Com o indiciamento em mãos, a PGR avalia as provas colhidas na investigação e decide se o material é suficiente para denunciar o indiciado, se pede o arquivamento do caso ou se pede mais investigações à polícia.
Se optar pela denúncia, a PGR pode mudar a lista de crimes atribuídos ao indiciado – seja para incluir ou para retirar itens. Isto é: a lista de supostos crimes pode aumentar ou diminuir.
Se houver denúncia, o STF decidirá se torna os acusados réus, manda arquivar ou envia os casos à primeira instância.

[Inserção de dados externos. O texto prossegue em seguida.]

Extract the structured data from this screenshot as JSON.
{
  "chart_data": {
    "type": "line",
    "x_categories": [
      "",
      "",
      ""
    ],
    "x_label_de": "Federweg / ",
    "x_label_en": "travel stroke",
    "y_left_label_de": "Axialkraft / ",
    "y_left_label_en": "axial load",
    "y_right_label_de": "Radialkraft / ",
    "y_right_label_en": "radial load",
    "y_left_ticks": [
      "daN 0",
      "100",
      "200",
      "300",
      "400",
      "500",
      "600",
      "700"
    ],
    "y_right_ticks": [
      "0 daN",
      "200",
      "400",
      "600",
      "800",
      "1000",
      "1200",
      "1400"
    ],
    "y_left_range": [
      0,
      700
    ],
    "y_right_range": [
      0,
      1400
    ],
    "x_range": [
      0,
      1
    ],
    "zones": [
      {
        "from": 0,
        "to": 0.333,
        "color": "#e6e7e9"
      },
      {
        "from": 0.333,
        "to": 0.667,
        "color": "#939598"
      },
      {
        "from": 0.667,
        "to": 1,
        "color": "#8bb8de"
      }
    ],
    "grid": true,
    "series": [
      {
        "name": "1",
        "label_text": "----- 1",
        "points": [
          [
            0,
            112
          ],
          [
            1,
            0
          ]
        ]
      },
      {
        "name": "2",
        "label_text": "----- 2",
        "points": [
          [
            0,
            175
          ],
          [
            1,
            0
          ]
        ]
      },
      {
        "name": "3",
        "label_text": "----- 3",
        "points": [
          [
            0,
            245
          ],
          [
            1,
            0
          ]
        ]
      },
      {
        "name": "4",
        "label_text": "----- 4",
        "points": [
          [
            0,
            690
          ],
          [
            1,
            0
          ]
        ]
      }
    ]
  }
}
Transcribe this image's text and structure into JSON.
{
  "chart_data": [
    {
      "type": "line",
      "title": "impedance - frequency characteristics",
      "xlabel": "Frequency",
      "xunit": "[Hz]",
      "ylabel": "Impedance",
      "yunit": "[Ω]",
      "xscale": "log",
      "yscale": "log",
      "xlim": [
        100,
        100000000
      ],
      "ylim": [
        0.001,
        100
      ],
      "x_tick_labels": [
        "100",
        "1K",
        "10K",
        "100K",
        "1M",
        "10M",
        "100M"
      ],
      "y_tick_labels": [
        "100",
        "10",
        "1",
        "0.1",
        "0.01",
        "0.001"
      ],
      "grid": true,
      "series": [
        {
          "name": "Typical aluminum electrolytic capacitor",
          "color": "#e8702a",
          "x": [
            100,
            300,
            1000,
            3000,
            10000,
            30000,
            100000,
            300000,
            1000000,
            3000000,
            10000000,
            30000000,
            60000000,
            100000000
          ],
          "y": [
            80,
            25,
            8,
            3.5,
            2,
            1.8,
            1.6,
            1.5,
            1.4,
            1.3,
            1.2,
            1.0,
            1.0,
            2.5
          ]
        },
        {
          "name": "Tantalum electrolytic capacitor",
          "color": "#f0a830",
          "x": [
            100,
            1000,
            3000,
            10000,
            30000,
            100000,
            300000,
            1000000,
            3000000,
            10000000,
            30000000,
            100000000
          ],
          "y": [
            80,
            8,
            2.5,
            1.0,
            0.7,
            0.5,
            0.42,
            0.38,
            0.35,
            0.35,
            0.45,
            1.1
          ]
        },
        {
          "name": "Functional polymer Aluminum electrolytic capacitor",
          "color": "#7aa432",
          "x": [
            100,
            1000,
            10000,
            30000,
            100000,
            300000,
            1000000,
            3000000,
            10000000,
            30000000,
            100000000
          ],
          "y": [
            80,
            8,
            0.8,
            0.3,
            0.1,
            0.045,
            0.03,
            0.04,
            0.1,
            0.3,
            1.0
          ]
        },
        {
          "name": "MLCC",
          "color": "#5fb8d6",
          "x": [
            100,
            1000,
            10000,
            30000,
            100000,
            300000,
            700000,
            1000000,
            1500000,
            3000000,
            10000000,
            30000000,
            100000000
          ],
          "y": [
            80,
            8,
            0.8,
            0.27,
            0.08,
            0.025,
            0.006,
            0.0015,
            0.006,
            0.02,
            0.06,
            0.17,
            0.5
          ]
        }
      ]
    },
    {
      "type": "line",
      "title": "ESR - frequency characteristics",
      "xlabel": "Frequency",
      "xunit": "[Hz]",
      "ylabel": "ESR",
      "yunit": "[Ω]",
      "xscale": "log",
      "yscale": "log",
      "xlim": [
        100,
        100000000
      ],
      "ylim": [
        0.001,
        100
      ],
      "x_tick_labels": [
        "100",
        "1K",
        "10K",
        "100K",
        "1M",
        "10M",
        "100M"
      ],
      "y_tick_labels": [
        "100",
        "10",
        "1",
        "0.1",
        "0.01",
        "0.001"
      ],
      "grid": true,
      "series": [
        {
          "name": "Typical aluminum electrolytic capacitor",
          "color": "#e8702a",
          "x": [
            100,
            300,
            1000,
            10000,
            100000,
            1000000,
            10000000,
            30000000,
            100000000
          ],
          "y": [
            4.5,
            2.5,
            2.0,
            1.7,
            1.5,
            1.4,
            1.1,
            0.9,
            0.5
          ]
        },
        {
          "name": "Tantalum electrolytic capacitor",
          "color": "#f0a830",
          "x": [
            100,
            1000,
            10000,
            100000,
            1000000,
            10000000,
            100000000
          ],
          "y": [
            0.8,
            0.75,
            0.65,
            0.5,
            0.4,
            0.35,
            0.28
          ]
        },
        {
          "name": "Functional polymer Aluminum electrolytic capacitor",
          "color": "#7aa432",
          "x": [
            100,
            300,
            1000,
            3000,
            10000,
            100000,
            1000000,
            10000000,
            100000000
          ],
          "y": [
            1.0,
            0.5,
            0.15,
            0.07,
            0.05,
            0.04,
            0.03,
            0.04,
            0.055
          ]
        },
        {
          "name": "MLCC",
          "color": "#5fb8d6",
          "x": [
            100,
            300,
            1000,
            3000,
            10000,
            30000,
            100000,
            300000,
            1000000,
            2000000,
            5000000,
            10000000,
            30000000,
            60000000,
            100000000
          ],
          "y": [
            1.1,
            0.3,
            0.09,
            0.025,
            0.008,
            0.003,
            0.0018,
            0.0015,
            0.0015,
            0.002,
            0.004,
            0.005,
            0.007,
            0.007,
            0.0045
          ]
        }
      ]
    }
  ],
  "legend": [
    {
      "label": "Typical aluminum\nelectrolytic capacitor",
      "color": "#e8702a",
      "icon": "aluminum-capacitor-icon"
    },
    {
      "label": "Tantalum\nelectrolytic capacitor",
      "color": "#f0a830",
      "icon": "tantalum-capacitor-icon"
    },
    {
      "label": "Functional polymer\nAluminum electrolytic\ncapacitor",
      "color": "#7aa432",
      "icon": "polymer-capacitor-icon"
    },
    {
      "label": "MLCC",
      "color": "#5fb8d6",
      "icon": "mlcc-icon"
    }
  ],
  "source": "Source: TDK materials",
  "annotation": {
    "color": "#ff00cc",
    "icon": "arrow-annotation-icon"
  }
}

O ex-presidente Jair Bolsonaro ganhou joias e presentes no exercício do mandato, e investigações da PF mostram que os itens começaram a ser negociados nos EUA em junho de 2022.
Entre elas estava um kit de joias composto por um relógio da marca Rolex de ouro branco, um anel, abotoaduras e um rosário islâmico entregue a Bolsonaro em uma viagem oficial à Arábia Saudita em outubro de 2019.
Parceria com o FBI
Em abril deste ano, uma equipe da Polícia Federal esteve nos Estados Unidos para aprofundar as investigações sobre as joias.
Após a viagem, em junho, a PF informou sobre a descoberta de uma nova joia que seria “importante para as investigações sobre o grupo de Bolsonaro”. A ação foi em parceria com o FBI.
Na ocasião, o diretor-geral da PF, Andrei Rodrigues, disse que apurava se o item foi negociado pelo grupo ligado ao ex-presidente nos Estados Unidos.
Atraso na conclusão
Novas descobertas no celular do advogado de Bolsonaro, Frederick Wassef, atrasaram a conclusão do inquérito. Em junho de 2024, a PF informou que se tratavam de informações relevantes, que corroboravam com outros achados das investigações sobre as joias.
Wassef é personagem importante nesse inquérito porque, segundo a PF, ele participou da “operação de resgate” dos kits que tinham sido negociados no exterior e tiveram de ser recuperados para a entrega às autoridades.
O advogado teria agido em conjunto com o ex-ajudante de ordens de Bolsonaro, Mauro Barbosa Cid – hoje delator.